According to the Centers for Disease Control and Prevention, the number of states that enacted comprehensive smoke-free policies (workplaces, restaurants and bars) increased sharply, from zero states in 2000 to 26 states in 2010. As of January 2, 2019, there are 5,074 states, commonwealths, territories, and municipalities with laws in effect that restrict where smoking is allowed, many of which are 100% smoke-free Non-Hospitality Workplace, Restaurant, or Bar laws, and combinations of the three.

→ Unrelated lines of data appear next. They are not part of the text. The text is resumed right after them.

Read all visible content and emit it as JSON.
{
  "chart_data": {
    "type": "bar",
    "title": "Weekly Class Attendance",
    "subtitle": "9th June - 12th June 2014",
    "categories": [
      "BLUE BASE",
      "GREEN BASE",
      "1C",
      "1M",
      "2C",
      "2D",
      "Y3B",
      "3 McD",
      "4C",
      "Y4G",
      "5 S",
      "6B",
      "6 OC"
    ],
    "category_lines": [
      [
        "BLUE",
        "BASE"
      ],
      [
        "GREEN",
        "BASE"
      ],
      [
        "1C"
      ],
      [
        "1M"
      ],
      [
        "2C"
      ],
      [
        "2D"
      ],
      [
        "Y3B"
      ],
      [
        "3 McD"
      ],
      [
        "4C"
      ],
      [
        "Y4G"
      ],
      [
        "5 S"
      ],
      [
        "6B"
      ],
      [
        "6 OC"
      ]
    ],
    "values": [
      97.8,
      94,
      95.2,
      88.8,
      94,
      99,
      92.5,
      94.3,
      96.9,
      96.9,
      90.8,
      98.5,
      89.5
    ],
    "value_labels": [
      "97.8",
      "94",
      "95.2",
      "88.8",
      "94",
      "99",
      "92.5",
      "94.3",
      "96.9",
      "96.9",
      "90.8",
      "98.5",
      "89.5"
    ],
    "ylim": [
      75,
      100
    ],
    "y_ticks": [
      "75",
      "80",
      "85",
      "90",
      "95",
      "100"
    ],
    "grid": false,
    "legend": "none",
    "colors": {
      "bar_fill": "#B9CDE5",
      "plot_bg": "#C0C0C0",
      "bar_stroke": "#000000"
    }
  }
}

Of course smoking has not been completely eliminated, even though much has been done to build public awareness of the dangers of smoking and the risks of secondhand smoke. It was only when the nonsmoking public at large began to assert their right to cleaner air that this initiative took hold in society. Groups such as the American Nonsmokers’ Rights Foundation came into being, to build awareness and move the societal levers of individual behavior, social norms and structural realities such as cigarette taxes, tobacco company lawsuits and changes to laws and policy.
Regarding the rights of non-smokers, the world is a very different place than it was in 2006. And we as Americans have seen these changes take place in just a fraction of our lifetimes. So too, Americans must embrace and own the right of every individual to experience a childhood free from sexual abuse.
We realize that despite our best efforts, child sexual abuse (CSA) will not be ended forever, regardless of how well we’re engaging the system. However, we do recognize there are drivers in society and key moments of clarity (e.g., #metoo) which can create momentum to move society forward. This can result in proactive, measurable activities we can use to learn and adapt, which in turn lead to stories that illuminate the challenge and feature positive results — ripples that build on themselves as these stories and activities evolve and advance.
Four drivers of success. Systems thinking is a different model than traditional thinking... it’s never that clear-cut, but it does help us understand the system as it currently exists and helps us to visualize potential areas to have the most effective impact.
What will drive our effectiveness moving forward? These four questions:
Are we delivering positive impacts to those we hope to serve?
Are we actually catalyzing changes in the underlying dynamics (i.e., Individual, social, structural)?
How well are we listening to the system together? Are we leveraging information and assets in a structured and meaningful way?
Are we learning and adapting effectively as we move forward?
Herein lies the challenge before us. We welcome the involvement of all who read our posts.